Last summer, 36 volunteers inventoried all of the 22,000+ vascular plant specimen folders of our Marie-Victorin Herbarium (MT), in preparation of its move to the Université de Montréal Biodiversity Centre. I gave a talk about the process, results and potential two weeks ago at the TDWG 2011 Annual Conference in New Orleans:

You can read the abstract for the contributed talk here.

Useful for the herbarium

The take-home message is that this experiment has paid off really well. Thanks to a great group of volunteers, we were able to collect very useful quantitative metadata for the whole vascular plant collection, with a limited budget (5740$, all staff salary) and in a short time (158 work days, including all the post-counting processing). At 110 specimens per dollar, this was a hundred times cheaper than full digitization (1$/specimen is a number that has been floating around for a number of years).

With the data, curator Luc Brouillet was able to reorganize the herbarium taxonomically, following Christenhusz et al. (2011a) for lycophytes, Smith et al. (2006) for ferns, Christenhusz et al. (2011b) for gymnosperms and APG III (2009) for flowering plants (the same classification as in VASCAN). All folders have now been assigned with a new case/tray number, which will help us tremendously in organizing the move.

With the data, we now also have a much more detailed overview of the collection:

  • 628,664 specimens, which is lower than previously estimated. 21.5% are fully digitized.
  • 380 families: 82% of all known families
  • 5,298 genera
  • 6 continents. North America is further divided in Canada, US and Central America. We also have a category for cultivated specimens.

Since we counted the specimens per folder, which is a combination of a case, tray, region, genus and family, we can also calculate their distribution per variable:

Or answer questions like: “How many Rubus specimens do we have from Canada?” Answer: 2921, located in trays A236-07 and A238-04.

Useful for others

We think our metadata is useful for others as well, which is why we published it online:

  • As a Google Fusion Table, allowing you to filter, aggregate and visualize the data very quickly, exactly like the embedded pie-chart above.
  • As a Darwin Core Archive on the Canadensys repository. Using Darwin Core to express this kind of metadata is a bit experimental, which is why the dataset is not registered with GBIF, but in my opinion it works pretty well. The only term I was missing is one for the folder’s location at the herbarium: caseTrayNumber, which is now shared in dynamicProperties. The big advantage of using a Darwin Core Archive is that I can not only share the dataset, but also the purpose and process behind it (which you can read and download on the IPT page) and in a standardized format (EML); something that is not possible with Google Fusion Tables.

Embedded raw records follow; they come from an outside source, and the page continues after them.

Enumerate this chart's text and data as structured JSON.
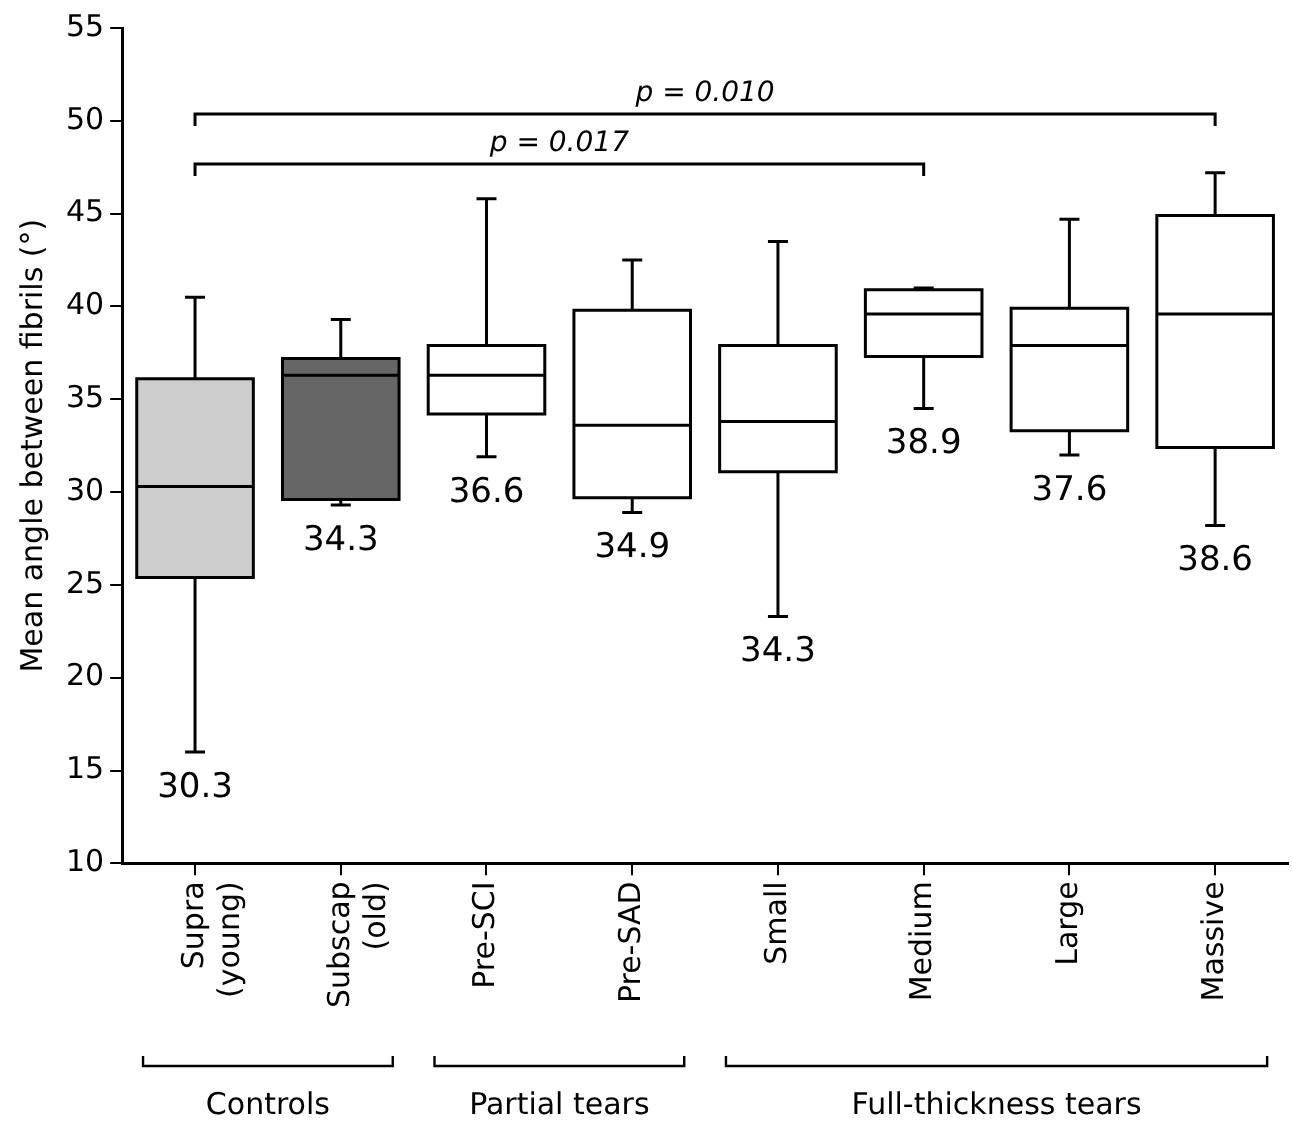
{
  "chart_data": {
    "type": "box",
    "ylabel": "Mean angle between fibrils (°)",
    "categories": [
      "Supra\n(young)",
      "Subscap\n(old)",
      "Pre-SCI",
      "Pre-SAD",
      "Small",
      "Medium",
      "Large",
      "Massive"
    ],
    "colors": [
      "#cccccc",
      "#666666",
      "#ffffff",
      "#ffffff",
      "#ffffff",
      "#ffffff",
      "#ffffff",
      "#ffffff"
    ],
    "boxes": [
      {
        "low": 16.0,
        "q1": 25.4,
        "median": 30.3,
        "q3": 36.1,
        "high": 40.5
      },
      {
        "low": 29.3,
        "q1": 29.6,
        "median": 36.3,
        "q3": 37.2,
        "high": 39.3
      },
      {
        "low": 31.9,
        "q1": 34.2,
        "median": 36.3,
        "q3": 37.9,
        "high": 45.8
      },
      {
        "low": 28.9,
        "q1": 29.7,
        "median": 33.6,
        "q3": 39.8,
        "high": 42.5
      },
      {
        "low": 23.3,
        "q1": 31.1,
        "median": 33.8,
        "q3": 37.9,
        "high": 43.5
      },
      {
        "low": 34.5,
        "q1": 37.3,
        "median": 39.6,
        "q3": 40.9,
        "high": 41.0
      },
      {
        "low": 32.0,
        "q1": 33.3,
        "median": 37.9,
        "q3": 39.9,
        "high": 44.7
      },
      {
        "low": 28.2,
        "q1": 32.4,
        "median": 39.6,
        "q3": 44.9,
        "high": 47.2
      }
    ],
    "ylim": [
      10,
      55
    ],
    "yticks": [
      10,
      15,
      20,
      25,
      30,
      35,
      40,
      45,
      50,
      55
    ],
    "annotations": [
      "p = 0.010",
      "p = 0.017",
      "30.3",
      "34.3",
      "36.6",
      "34.9",
      "34.3",
      "38.9",
      "37.6",
      "38.6",
      "Controls",
      "Partial tears",
      "Full-thickness tears"
    ]
  }
}
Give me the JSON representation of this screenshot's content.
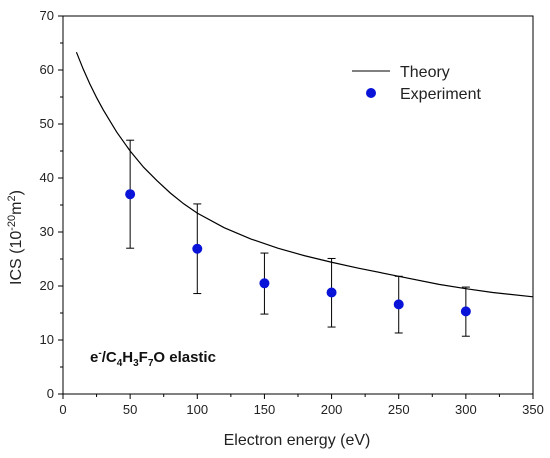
{
  "chart_data": {
    "type": "scatter",
    "xlabel": "Electron energy (eV)",
    "ylabel_parts": {
      "main": "ICS (10",
      "exp": "-20",
      "mid": "m",
      "exp2": "2",
      "end": ")"
    },
    "xlim": [
      0,
      350
    ],
    "ylim": [
      0,
      70
    ],
    "x_ticks": [
      0,
      50,
      100,
      150,
      200,
      250,
      300,
      350
    ],
    "y_ticks": [
      0,
      10,
      20,
      30,
      40,
      50,
      60,
      70
    ],
    "grid": false,
    "legend_position": "top-right",
    "annotation_parts": {
      "a": "e",
      "a_sup": "-",
      "b": "/C",
      "s1": "4",
      "c": "H",
      "s2": "3",
      "d": "F",
      "s3": "7",
      "e": "O elastic"
    },
    "series": [
      {
        "name": "Theory",
        "style": "line",
        "color": "#000000",
        "x": [
          10,
          15,
          20,
          25,
          30,
          40,
          50,
          60,
          70,
          80,
          90,
          100,
          120,
          140,
          160,
          180,
          200,
          220,
          250,
          280,
          300,
          320,
          350
        ],
        "y": [
          63.3,
          60.2,
          57.4,
          54.9,
          52.6,
          48.5,
          45.0,
          42.0,
          39.5,
          37.2,
          35.2,
          33.5,
          30.8,
          28.7,
          27.0,
          25.6,
          24.4,
          23.3,
          21.8,
          20.3,
          19.5,
          18.8,
          18.0
        ]
      },
      {
        "name": "Experiment",
        "style": "markers",
        "color": "#0a14d8",
        "x": [
          50,
          100,
          150,
          200,
          250,
          300
        ],
        "y": [
          37.0,
          26.9,
          20.5,
          18.8,
          16.6,
          15.3
        ],
        "err_low": [
          27.0,
          18.6,
          14.8,
          12.4,
          11.3,
          10.7
        ],
        "err_high": [
          47.0,
          35.2,
          26.1,
          25.1,
          21.8,
          19.8
        ]
      }
    ]
  }
}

Having the full inventory of the herbarium online will definitely help taxonomists who are interested in loans, but it might also attract the attention of other biodiversity researchers. It could even spark demand driven digitization or set priorities for digitization according to the needs of users outside the taxonomic community (see Berendsohn & Seltmann, 2011), although the granularity of the data (genus, continent) might be too coarse. But at least it’s a first step towards some real numbers, and if we extrapolate our experiment to all 350,000,000 herbarium specimens worldwide (Index Herbariorium) it would “only” cost 3,200,000$ to get a geotaxonomic index for all herbarium specimens! We have updated our page on the Biodiversity Collections Index and Index Herbariorum. So can you!